In the first part of this series we found the good hyperparameters for a single linear SVM classifier. In part 2, we will try another technique to improve the performance of the system: ensemble learning.
So far, we already reached
95% of accuracy with some tweaking the hyperparameters and the training corpuses but the
F1 score is still around
~70% with the full gold standard which can be improved. There are also situations when
precision should be nearly perfect (because false positives are really not acceptable) or when the
recall should be optimized.
Here we will try to improve this situation by using ensemble learning. It uses multiple learning algorithms to obtain better predictive performance than could be obtained from any of the constituent learning algorithms alone. In our examples, each model will have a vote and the weight of the vote will be equal for each mode. We will use five different strategies to create the models that will belong to the ensemble:
- Bootstrap aggregating (bagging)
- Asymmetric bagging 1
- Random subspace method (feature bagging)
- Asymmetric bagging + random subspace method (ABRS) 1
- Bootstrap aggregating + random subspace method (BRS)

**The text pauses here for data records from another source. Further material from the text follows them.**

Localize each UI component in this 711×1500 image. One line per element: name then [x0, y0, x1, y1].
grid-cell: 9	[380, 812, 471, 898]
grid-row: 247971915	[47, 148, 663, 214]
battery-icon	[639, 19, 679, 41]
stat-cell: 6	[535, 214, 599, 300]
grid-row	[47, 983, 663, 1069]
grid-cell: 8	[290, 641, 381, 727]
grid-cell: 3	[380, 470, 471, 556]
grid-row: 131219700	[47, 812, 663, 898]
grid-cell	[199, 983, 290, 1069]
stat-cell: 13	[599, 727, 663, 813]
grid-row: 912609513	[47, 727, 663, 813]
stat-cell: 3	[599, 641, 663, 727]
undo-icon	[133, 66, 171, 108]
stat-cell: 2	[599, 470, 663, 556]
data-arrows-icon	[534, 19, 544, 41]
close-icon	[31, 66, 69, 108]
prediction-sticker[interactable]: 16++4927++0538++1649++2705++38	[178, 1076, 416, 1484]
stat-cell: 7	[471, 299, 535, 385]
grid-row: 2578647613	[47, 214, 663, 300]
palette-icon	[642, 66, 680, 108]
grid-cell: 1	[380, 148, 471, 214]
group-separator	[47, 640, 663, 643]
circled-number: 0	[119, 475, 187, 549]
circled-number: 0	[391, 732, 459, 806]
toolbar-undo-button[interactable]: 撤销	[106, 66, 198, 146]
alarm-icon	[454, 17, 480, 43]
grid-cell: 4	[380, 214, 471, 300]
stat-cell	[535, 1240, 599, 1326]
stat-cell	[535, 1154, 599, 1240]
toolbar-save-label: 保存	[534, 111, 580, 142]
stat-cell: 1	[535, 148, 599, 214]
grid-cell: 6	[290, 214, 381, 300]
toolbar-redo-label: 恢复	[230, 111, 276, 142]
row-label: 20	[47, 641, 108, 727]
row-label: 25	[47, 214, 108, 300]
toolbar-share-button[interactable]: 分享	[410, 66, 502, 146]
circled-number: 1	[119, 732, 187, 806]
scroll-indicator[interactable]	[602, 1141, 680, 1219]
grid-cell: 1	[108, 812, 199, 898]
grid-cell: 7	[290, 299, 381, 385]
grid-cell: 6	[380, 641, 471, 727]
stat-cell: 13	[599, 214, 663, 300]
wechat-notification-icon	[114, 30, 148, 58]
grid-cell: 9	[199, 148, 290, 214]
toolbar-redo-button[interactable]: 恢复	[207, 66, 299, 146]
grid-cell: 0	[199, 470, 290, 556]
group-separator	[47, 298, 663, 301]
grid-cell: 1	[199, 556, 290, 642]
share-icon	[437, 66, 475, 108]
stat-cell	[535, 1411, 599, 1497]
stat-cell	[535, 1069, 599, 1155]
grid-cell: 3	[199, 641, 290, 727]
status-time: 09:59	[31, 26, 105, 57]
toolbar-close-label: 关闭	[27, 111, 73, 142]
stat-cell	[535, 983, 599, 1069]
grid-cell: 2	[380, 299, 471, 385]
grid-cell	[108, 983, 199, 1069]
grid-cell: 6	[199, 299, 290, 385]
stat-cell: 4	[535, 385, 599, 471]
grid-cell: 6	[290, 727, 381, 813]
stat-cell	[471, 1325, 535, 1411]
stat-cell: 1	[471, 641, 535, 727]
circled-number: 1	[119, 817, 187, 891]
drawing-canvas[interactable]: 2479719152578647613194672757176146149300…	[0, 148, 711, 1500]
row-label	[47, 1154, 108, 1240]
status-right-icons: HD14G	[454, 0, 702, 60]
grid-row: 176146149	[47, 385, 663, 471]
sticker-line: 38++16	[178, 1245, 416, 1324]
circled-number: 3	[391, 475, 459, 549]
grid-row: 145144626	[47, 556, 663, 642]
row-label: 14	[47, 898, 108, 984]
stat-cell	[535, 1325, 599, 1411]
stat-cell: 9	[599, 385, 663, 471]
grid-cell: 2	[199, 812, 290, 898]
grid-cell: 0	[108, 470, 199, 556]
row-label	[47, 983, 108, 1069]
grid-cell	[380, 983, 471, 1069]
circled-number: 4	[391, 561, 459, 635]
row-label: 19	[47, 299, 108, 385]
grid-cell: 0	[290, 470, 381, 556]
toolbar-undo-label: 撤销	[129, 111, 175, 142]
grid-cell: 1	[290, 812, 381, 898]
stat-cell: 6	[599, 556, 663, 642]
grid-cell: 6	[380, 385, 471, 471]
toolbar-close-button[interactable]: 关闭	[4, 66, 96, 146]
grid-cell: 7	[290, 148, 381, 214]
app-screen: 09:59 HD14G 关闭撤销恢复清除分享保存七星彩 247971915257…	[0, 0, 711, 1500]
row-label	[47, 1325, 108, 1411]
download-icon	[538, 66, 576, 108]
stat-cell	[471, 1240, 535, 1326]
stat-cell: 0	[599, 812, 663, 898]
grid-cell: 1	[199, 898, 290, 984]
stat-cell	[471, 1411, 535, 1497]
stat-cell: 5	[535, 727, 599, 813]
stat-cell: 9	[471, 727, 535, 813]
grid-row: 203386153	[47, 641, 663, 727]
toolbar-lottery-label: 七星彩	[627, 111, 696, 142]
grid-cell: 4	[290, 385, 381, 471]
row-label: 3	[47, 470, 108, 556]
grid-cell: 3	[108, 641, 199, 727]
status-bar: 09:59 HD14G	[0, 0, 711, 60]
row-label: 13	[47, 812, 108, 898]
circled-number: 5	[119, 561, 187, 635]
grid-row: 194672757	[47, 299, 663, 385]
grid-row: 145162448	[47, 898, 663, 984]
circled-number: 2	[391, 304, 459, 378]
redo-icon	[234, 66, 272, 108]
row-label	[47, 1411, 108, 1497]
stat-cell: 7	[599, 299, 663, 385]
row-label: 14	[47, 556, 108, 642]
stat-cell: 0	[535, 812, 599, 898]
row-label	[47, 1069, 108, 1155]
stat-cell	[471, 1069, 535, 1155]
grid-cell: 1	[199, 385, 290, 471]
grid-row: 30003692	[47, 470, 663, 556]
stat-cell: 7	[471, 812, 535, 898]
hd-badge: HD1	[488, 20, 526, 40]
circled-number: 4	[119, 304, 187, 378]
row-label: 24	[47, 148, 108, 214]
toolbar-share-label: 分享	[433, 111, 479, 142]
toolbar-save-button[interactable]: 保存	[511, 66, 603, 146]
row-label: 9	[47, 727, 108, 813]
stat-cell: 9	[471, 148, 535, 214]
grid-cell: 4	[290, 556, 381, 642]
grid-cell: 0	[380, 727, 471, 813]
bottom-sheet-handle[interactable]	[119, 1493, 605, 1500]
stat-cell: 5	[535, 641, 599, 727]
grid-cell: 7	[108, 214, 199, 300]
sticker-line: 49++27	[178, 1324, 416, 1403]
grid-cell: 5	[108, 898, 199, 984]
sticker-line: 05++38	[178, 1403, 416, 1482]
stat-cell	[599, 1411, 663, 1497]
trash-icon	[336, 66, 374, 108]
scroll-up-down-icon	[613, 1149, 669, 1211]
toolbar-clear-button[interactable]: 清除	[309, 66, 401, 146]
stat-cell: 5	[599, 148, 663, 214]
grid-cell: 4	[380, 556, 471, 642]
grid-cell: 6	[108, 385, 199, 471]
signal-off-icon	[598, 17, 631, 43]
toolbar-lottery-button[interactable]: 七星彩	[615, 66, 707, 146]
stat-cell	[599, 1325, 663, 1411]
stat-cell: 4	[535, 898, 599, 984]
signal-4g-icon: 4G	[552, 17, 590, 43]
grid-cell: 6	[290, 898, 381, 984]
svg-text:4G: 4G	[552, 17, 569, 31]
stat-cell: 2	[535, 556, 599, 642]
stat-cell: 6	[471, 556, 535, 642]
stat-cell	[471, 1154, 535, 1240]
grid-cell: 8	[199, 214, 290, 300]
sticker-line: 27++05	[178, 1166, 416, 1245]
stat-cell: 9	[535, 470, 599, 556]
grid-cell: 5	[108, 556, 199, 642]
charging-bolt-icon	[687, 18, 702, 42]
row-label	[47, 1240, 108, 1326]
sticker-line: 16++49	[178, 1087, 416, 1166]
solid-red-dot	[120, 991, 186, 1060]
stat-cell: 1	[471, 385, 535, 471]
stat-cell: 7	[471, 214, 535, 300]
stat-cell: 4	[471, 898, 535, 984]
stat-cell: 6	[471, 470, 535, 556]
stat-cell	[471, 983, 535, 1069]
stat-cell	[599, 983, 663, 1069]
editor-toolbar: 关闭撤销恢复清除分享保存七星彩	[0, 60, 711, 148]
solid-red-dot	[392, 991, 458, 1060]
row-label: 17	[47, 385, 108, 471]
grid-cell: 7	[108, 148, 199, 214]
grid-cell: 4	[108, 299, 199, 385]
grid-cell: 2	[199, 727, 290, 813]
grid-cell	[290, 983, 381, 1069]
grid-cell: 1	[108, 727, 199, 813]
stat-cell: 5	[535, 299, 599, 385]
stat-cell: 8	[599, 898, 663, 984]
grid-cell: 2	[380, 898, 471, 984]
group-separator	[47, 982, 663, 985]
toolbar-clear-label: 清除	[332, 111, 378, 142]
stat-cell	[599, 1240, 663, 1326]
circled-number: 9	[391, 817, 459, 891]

Different strategies will be used depending on different things like: are the positive and negative training documents unbalanced? How many features does the model have? etc. Let’s introduce each of these different strategies.
Note that in this article I am only creating ensembles with linear SVM learners. However an ensemble can be composed of multiple different kind of learners, like SVM with non-linear kernels, decisions trees, etc. However, to simplify this article, we will stick to a single linear SVM with multiple different training corpuses and features.